Em entrevista ao Roda Viva (TV Cultura) nesta segunda-feira (9), o governador Ronaldo Caiado (União Brasil-GO) adotou tom cauteloso ao se referir ao regime militar (1964–1985), alinhando-se ao discurso do governador mineiro Romeu Zema (Novo-MG). Caiado afirmou que o período contou com “restrições por atos constitucionais” e sugeriu que as tensões da época justificariam uma abordagem menos dura A fala reacende debate sobre a responsabilidade dos governantes na preservação da memória coletiva.
As falas de Caiado e Zema
Caiado acompanhou Zema ao considerar a ditadura militar “uma questão de interpretação”, posicionando-se contra um diagnóstico objetivo do regime Questionado se o regime foi ditatorial, o governador não se comprometeu, destacando que houve “barbaridades” por meio do AI-5, AI-6, AI‑7 e AI‑8, sem explica-las detalhadamente.
Segundo ele, a ascensão dos militares em 1964 deve ser analisada sob a ótica da época, marcada pela grave crise institucional no governo de João Goulart, caracterizada como tentativa de estatização das terras e desordem pública
Zema, por sua vez, já havia afirmado que quem define se houve ditadura são historiadores, e mencionou a existência de “terroristas”. Essa postura foi duramente criticada por comissões de direitos humanos e por entidades como o Instituto Vladimir Herzog
Críticas e reação da sociedade
O posicionamento de ambos provocou reações imediatas de instrumentos de preservação da memória e defesa dos direitos humanos. A Comissão Especial sobre Mortos e Desaparecidos Políticos classificou o discurso como ignorante e ofensivo às vítimas, lembrando as atrocidades documentadas, como tortura e desaparecimentos
O Instituto Vladimir Herzog destacou que relativizar a memória sem a devida reflexão histórica representa desrespeito às gerações que sofreram prisões arbitrárias, tortura, assassinatos e censura, além de minar a educação sobre o tema .
Entidades ressaltaram que o debate histórico demandaria rigor e isenção moral, e não relativizações que misturam causas e consequências, arriscando resumir à distância uma grave violação aos direitos humanos reconhecida internacionalmente .
Ameaça à memória democrática
Adotar narrativas dúbias sobre o regime militar pode abrir espaço para revisionismos. Associação entre restrições legais e suposta necessidade de exceção dribla a realidade comum de censura, atropelo à legalidade e violência institucionalizada.
A diluição do que foi um regime autoritário com base em constituições de exceção arma o terreno para um discurso que relativiza abusos sistemáticos, enfraquecendo instrumentos de resguardo à democracia.
Em tempos de polarização, posicionamentos públicos que titubeiam perante a ditadura incentivam debates com fundamentos frágeis, prejudicam a consolidação de uma cultura de direitos humanos e podem influenciar o viés político dos pronunciamentos institucionais.
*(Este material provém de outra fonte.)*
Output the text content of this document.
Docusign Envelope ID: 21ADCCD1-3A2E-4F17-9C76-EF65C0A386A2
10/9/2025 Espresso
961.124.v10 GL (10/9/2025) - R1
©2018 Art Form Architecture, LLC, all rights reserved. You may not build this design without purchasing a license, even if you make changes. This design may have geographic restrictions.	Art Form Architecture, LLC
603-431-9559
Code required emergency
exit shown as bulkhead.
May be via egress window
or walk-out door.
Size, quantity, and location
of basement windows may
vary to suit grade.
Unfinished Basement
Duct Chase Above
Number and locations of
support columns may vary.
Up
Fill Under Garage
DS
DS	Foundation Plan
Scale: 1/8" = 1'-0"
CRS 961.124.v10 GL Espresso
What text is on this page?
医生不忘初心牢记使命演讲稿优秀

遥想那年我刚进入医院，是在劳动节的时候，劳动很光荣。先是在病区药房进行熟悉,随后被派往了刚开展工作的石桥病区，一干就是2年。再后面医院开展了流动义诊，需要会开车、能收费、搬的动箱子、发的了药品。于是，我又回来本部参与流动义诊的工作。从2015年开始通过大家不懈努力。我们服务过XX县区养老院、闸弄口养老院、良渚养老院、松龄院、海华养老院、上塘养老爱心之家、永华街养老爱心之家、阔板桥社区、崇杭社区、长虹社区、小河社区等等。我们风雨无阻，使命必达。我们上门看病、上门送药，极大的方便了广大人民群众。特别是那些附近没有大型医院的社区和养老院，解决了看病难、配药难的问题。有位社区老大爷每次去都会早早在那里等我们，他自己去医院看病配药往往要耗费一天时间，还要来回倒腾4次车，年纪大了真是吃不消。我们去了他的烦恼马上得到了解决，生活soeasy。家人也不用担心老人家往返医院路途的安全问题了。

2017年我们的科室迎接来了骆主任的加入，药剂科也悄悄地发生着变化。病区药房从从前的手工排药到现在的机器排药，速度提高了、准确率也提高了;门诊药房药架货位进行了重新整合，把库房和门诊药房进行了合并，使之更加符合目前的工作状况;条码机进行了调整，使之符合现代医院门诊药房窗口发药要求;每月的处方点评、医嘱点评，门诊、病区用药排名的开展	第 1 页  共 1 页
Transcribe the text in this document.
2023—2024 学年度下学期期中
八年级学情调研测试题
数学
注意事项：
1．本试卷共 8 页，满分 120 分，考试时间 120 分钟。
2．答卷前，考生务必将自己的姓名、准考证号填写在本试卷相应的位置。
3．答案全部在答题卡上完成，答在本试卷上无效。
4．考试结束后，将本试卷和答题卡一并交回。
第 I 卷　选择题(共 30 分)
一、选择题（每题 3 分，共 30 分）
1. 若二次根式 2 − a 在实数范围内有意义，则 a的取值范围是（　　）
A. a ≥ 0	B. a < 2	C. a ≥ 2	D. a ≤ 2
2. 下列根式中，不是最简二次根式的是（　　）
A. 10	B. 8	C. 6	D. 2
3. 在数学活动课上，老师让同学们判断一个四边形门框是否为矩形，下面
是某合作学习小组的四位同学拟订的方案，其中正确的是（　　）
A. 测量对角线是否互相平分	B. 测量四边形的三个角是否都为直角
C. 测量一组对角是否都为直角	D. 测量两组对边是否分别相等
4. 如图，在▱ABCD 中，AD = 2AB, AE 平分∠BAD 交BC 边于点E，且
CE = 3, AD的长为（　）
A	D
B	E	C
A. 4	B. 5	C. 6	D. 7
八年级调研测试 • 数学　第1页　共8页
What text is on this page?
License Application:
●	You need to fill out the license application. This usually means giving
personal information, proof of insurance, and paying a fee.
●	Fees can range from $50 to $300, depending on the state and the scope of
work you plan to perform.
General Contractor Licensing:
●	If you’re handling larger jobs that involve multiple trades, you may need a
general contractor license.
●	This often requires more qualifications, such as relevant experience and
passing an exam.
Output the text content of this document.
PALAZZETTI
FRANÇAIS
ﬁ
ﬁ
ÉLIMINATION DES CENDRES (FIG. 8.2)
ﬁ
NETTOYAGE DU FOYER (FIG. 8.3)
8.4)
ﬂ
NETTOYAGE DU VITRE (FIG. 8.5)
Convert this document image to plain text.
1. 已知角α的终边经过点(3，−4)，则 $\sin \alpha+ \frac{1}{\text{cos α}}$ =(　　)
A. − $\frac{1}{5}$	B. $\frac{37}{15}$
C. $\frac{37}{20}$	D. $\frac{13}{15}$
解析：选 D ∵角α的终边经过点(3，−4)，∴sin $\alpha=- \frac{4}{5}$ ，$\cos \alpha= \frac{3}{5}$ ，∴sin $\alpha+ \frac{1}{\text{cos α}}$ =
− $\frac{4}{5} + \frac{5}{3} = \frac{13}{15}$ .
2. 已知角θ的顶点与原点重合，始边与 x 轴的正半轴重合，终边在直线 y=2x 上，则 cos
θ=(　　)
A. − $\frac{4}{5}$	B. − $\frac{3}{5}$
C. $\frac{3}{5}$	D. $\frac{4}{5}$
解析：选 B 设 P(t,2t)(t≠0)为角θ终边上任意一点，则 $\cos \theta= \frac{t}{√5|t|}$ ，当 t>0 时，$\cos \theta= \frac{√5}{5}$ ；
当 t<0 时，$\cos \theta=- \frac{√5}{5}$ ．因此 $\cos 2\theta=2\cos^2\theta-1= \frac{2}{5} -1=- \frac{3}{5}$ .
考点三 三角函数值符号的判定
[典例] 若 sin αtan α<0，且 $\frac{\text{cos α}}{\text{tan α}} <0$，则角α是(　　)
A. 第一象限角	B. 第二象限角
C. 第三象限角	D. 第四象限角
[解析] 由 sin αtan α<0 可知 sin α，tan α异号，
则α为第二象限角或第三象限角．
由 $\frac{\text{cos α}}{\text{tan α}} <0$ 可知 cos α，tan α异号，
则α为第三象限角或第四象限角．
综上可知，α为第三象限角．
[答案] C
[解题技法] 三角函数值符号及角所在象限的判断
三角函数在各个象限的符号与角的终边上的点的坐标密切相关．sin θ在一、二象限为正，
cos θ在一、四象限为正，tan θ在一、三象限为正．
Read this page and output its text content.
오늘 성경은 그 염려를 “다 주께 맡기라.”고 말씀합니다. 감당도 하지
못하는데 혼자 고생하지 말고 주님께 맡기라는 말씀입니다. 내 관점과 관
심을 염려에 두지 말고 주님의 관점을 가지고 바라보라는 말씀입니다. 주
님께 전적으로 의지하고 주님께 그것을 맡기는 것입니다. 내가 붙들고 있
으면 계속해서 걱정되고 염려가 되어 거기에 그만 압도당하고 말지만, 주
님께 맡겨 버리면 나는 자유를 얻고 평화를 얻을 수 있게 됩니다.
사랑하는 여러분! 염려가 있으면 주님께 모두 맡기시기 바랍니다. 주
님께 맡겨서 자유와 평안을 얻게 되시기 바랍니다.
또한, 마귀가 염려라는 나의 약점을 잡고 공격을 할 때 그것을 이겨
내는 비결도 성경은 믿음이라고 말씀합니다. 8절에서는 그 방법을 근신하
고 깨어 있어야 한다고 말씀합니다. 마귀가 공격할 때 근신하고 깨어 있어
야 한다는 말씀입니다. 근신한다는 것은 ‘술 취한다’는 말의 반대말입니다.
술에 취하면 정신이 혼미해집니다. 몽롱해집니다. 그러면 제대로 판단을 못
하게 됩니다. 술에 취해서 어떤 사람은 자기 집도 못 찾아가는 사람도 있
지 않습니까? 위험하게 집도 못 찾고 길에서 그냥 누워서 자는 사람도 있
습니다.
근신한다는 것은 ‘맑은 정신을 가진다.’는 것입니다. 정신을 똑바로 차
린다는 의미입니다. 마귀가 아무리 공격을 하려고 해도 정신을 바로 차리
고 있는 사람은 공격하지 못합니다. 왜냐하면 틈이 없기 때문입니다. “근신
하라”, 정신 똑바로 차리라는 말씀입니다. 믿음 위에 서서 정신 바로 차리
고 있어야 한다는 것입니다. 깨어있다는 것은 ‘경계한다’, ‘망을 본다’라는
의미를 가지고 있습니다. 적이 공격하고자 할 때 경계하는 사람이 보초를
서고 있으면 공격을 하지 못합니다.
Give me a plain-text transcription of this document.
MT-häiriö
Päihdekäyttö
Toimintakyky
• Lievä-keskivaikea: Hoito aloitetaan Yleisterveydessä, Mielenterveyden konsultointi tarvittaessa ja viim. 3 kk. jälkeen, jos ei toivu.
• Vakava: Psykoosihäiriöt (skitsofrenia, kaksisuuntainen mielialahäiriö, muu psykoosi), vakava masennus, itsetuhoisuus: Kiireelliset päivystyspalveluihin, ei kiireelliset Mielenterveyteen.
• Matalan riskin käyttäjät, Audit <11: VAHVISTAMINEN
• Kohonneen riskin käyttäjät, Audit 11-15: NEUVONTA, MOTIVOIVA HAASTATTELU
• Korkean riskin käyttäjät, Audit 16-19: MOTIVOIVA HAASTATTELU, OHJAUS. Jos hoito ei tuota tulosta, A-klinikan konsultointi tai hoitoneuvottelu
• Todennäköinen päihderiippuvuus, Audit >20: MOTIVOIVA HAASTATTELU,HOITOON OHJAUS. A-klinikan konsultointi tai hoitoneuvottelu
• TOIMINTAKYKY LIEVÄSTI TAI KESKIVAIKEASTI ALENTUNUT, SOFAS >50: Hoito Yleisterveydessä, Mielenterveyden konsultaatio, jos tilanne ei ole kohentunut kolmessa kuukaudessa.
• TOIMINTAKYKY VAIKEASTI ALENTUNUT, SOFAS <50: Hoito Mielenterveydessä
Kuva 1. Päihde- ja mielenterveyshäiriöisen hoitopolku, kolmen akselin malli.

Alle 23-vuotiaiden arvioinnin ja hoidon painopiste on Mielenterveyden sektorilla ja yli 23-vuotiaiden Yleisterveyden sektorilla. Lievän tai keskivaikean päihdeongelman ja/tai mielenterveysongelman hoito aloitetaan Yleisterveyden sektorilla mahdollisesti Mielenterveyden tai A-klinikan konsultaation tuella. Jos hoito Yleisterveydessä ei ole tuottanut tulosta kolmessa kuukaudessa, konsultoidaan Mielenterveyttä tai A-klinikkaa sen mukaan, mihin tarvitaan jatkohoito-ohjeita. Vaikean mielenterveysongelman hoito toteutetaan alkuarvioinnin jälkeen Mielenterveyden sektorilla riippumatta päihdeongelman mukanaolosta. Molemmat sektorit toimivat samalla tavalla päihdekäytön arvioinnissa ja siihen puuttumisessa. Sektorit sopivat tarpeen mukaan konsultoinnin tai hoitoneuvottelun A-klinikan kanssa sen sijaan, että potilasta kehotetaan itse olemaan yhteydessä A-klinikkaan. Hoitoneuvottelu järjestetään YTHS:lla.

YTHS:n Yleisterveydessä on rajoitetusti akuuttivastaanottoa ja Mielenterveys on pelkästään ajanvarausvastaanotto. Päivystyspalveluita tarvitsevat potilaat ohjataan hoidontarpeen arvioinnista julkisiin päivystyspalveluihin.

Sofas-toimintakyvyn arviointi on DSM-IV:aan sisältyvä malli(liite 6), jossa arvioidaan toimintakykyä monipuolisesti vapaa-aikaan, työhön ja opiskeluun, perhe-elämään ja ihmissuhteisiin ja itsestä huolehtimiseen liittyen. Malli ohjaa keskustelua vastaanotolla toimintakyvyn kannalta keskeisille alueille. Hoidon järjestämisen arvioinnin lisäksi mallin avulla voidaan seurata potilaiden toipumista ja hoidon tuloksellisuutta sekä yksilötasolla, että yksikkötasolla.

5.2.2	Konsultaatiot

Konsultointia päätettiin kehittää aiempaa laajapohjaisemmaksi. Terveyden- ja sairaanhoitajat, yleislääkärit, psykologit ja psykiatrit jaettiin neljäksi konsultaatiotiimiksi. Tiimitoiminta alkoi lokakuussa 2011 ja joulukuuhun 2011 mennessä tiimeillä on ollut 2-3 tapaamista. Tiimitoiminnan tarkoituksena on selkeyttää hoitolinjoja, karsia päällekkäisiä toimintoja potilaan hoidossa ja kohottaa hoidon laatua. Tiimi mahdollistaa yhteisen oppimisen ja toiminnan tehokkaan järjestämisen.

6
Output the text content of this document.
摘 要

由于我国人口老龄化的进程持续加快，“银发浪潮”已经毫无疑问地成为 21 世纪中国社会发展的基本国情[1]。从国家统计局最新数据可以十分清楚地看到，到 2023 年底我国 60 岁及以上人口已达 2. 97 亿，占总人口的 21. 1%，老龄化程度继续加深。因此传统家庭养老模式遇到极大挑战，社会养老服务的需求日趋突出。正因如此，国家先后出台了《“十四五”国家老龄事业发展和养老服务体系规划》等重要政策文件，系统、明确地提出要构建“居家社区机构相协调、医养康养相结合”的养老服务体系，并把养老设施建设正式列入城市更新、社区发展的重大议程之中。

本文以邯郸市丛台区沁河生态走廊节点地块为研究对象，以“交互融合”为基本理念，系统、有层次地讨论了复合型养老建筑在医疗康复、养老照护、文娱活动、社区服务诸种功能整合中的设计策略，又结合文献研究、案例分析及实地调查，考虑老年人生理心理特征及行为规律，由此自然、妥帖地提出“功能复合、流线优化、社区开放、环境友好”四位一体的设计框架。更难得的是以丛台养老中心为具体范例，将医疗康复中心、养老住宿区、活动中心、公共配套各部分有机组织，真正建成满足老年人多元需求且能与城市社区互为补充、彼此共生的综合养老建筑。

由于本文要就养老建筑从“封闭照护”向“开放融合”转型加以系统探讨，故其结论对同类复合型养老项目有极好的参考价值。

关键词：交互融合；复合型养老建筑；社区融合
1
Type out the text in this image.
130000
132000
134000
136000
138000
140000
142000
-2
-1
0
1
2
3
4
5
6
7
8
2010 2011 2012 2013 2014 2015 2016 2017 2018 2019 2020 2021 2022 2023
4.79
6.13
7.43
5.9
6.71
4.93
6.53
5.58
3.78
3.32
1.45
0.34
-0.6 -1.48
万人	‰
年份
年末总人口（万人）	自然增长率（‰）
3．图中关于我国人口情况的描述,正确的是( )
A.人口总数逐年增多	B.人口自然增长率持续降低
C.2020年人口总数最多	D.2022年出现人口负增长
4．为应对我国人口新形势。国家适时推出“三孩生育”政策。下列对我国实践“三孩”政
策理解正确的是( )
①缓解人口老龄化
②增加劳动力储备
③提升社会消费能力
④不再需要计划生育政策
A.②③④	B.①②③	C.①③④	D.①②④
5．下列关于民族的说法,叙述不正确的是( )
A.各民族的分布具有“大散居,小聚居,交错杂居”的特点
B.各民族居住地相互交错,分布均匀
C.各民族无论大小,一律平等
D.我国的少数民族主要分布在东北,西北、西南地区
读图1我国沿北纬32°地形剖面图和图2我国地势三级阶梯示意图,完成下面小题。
Quando governantes minam a clareza histórica, vacilam diante de sua responsabilidade com a memória. Chamar a ditadura de “interpretação” não é só revisionismo — é desatenção com a democracia que herdamos. O eleitor merece mais do que suavidades: merece clareza, coragem e compromisso com a verdade, para que a memória não se perca no jogo político do presente.